Il s’est caché derrière la porte pendant que le dvornik et les autres montaient chez la vieille, il a attendu que le bruit de leurs pas cessât de se faire entendre, et il est arrivé fort tranquillement au bas de l’escalier, à l’instant même où Dmitri et Nicolas à sa suite s’élançaient dans la rue. Comme tout le monde s’était dispersé, il n’a rencontré personne sous la porte cochère. Il se peut même qu’on l’ait vu, mais on ne l’a pas remarqué : est-ce qu’on fait attention à toutes les personnes qui entrent dans une maison ou qui en sortent ? Quant à l’écrin, il l’a laissé tomber de sa poche pendant qu’il se tenait derrière la porte, et il ne s’en est pas aperçu, parce qu’il avait alors d’autres chats à fouetter. L’écrin démontre donc clairement que le meurtrier s’est caché dans le logement vide du second étage.
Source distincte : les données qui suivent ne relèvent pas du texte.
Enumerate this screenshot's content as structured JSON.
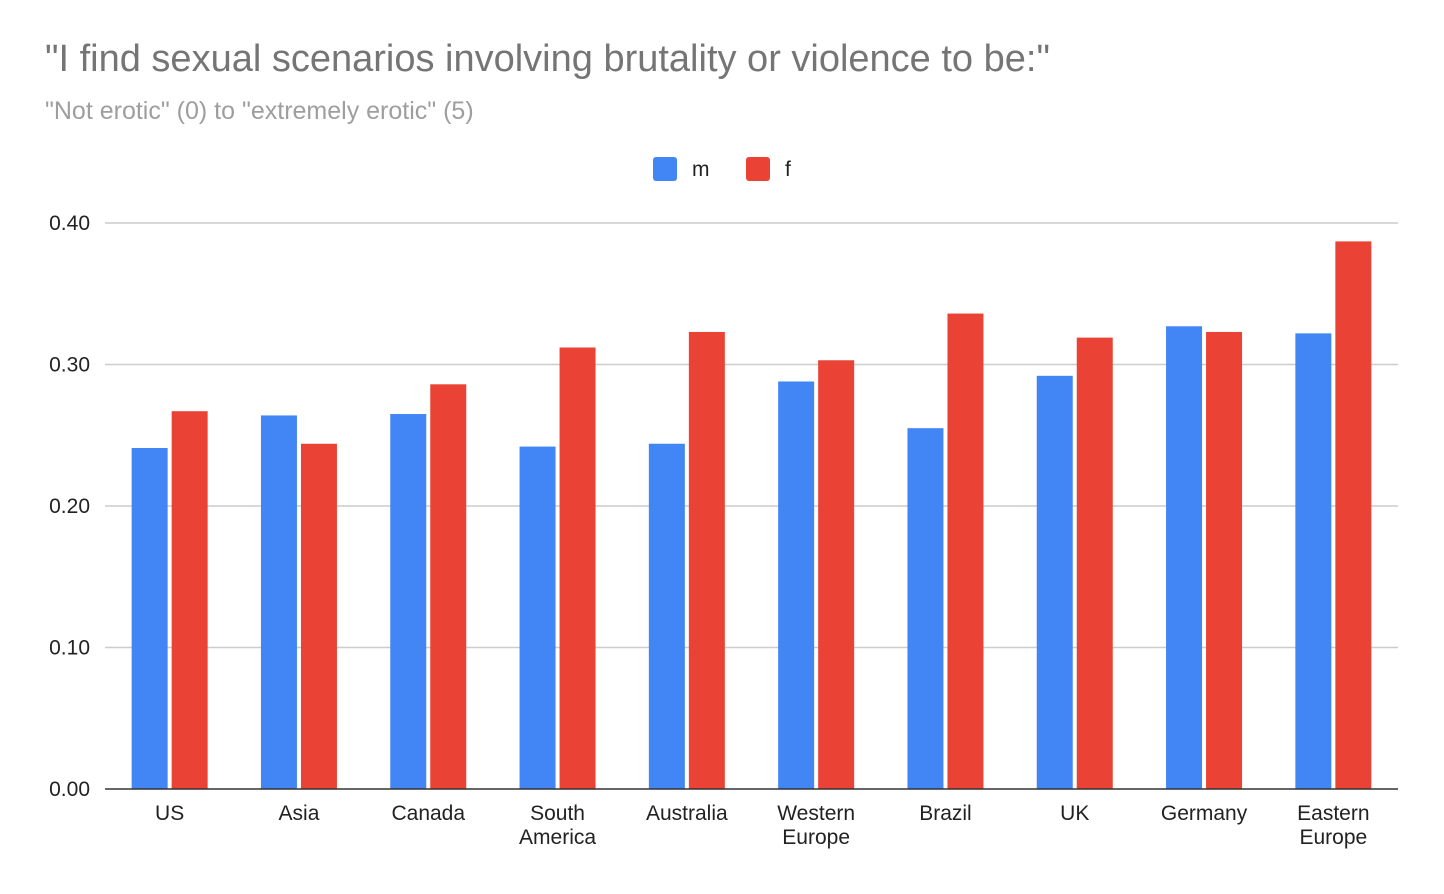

Voilà tout le mystère expliqué !

— C’est ingénieux, mon ami ! Cela fait honneur à ton imagination. C’est surtout ingénieux.

— Mais pourquoi donc ? Pourquoi ?

— Parce que tous les détails sont trop bien agencés, toutes les circonstances se présentent avec trop d’à-propos… C’est exactement comme au théâtre.

Razoumikhine allait de nouveau protester, mais soudain la porte s’ouvrit, et les trois jeunes gens virent apparaître un visiteur qu’aucun d’eux ne connaissait.

  1. Mesure de capacité qui représente environ trente centilitres.